Umumnya 2019-nCov memiliki gejala umum bagi orang yang terinfeksi, seperti demam, batuk, kelelahan, sakit tenggorokan, sakit kepala, hemoptisis, dan diare.
SARS-CoV
Severe Acute Respiratory Syndrome Coronavirus (SARAS-CoV) pertama kali ditemukan di China pada November 2002.
Diketahui, virus ini menyebabkan wabah mematikan di seluruh dunia pada kurun waktu 2002-2003.
Tercatat, sebanyak 777 penduduk meninggal dunia dari 8.098 kasus. Meski begitu, para peneliti menyimpulkan, SARS-CoV memiliki tingkat kematian sebesar 10 persen.
Bagi pasien yang terjangkit SARS-CoV umumnya sebanyak 20-25 persen mengalami diare.
Sebuah studi awal menunjukkan bahwa peningkatan jumlah sitokin proinflamasi dalam serum tertentu dikaitkan dengan peradangan paru dan kerusakan paru-paru yang meluas pada pasien SARS.
Gejala SARS yang umumnya terjadi antara lain, menggigil, demam, batuk kering, dan sakit di bagian dada.
Baca juga: Mengapa Pasien Suspect Corona yang Meninggal di RSUP Kariadi Harus Dibungkus Plastik?
MERS-CoV
Middle East Respiratory Syndrome Coronavirus (MERS-CoV) diketahui pertama kali ditemukan di Timur Tengah pada 2012.
Saat itu ditemukan enam orang dengan gejala gagal pernapasan. Kemudian, dua orang di antaranya meninggal dunia.

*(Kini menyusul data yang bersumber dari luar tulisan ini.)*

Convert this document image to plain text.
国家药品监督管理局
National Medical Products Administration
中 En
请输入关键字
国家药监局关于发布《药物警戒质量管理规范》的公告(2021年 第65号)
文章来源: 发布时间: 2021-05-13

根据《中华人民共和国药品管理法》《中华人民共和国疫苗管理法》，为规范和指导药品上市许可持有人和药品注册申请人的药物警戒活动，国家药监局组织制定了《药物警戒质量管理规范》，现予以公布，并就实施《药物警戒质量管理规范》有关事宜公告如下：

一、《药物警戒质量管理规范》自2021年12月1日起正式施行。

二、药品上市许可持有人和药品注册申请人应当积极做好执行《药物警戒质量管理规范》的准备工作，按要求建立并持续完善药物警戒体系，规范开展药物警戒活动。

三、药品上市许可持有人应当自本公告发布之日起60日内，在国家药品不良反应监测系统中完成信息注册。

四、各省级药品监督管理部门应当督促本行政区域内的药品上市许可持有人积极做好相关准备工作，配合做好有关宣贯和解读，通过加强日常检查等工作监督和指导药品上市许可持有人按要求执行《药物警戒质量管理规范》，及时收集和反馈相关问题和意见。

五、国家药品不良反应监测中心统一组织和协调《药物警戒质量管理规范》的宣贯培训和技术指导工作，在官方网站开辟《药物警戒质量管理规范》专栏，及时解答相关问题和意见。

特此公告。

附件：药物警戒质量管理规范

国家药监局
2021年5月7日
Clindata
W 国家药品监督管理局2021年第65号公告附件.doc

MERS-CoV dilaporkan memiliki tingkat kematian lebih tinggi daripada SARS-CoV yakni sebesar 37 persen.
Kasus menjadi meluas, di Arab Saudi tercatat 22 orang meninggal dunia dari 44 kasus yang terjadi.
Seorang peneliti dari Erasmus Medical Center (EMC) di Belanda, Ron Fouchier mendunga MERS-CoV berasal dari kelelawar.
Pada 2013, penyakit ini mewabah ke negara-negara di Eropa, seperti Inggris, Perancis, Jerman, dan Italia. WHO sempat mengeluarkan peringatan bahwa MERS-CoV dapat menjadi ancaman dunia.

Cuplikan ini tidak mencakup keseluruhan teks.